1250 S. Hayes St., Arlington. Saturday and Sunday, 2 to 4 p.m. $20. Reservations required.

The Four Seasons in Georgetown has restarted its afternoon tea service, now dubbed DC Tea. (Jennifer Chase)

When you’re looking for . . . an afternoon tea mixed with a boozy brunch

Head to . . . the Four Seasons in Georgetown.

The champagne keeps flowing at the Four Seasons’s Saturday afternoon tea, which relaunched in February after a decade-long hiatus. D.C. Tea, as it’s now dubbed, features a DJ with a Euro-lounge playlist, bottomless glasses of champagne and a cocktail list with tea-infused martinis (you can order a Blackberry Earl Grey Teatini with Four Roses bourbon at an additional cost). Ikaati tea is paired with snacks — such as Maryland crab on a brioche roll with grilled avocado and Old Bay aioli — from the hotel’s British-born executive chef, Andrew Court.

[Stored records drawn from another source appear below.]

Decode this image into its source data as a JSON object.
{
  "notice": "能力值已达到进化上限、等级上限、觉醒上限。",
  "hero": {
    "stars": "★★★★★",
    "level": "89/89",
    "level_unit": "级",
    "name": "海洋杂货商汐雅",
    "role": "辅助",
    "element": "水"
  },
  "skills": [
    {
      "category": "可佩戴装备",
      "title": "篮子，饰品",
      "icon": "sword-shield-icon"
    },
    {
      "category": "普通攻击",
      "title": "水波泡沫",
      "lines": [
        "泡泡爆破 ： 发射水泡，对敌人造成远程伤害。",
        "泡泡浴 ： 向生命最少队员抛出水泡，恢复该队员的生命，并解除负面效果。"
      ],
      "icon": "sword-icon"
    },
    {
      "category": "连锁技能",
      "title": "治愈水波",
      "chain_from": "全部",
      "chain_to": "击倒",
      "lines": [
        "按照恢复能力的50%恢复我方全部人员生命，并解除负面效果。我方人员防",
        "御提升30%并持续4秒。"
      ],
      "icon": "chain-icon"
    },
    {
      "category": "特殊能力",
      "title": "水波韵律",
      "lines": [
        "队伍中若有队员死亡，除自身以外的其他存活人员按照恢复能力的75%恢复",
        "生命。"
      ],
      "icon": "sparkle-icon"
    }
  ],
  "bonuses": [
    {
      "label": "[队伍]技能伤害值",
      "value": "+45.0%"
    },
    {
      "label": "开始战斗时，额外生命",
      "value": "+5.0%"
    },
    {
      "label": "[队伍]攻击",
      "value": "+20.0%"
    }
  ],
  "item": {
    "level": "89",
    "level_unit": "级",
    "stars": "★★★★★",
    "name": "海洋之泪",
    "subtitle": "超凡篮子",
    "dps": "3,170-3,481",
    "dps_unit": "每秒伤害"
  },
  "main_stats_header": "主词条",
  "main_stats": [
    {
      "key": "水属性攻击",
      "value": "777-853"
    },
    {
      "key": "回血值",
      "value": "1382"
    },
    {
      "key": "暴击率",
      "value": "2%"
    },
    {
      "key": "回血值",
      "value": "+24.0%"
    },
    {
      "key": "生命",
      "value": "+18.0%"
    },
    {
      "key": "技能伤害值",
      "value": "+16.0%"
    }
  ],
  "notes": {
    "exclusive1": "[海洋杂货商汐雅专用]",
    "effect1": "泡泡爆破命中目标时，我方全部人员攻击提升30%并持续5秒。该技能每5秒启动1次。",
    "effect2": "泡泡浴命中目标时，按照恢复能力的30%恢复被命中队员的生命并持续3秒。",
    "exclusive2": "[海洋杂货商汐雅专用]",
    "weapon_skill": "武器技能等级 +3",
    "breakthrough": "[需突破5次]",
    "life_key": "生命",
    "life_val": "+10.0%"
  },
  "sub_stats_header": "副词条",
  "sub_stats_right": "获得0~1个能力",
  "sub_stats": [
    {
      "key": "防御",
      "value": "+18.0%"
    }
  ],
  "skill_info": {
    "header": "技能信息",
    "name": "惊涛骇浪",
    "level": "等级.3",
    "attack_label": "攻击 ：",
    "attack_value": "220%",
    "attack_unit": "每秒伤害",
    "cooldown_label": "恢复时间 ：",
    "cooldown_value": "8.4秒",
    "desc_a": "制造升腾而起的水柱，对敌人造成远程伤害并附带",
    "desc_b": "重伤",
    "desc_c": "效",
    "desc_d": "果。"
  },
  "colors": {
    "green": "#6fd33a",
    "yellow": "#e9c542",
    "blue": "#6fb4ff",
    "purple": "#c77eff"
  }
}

The treats are presented in glass-top boxes, encased like jewels, a fitting display for gilded chocolate praline opera cakes.

2800 Pennsylvania Ave. NW. Saturday, 2 to 4 p.m. $60-$75. Reservations required.

CORRECTION: An earlier version of this article misstated the location of the Ritz-Carlton. The hotel is in Arlington, not Alexandria. This version has been updated.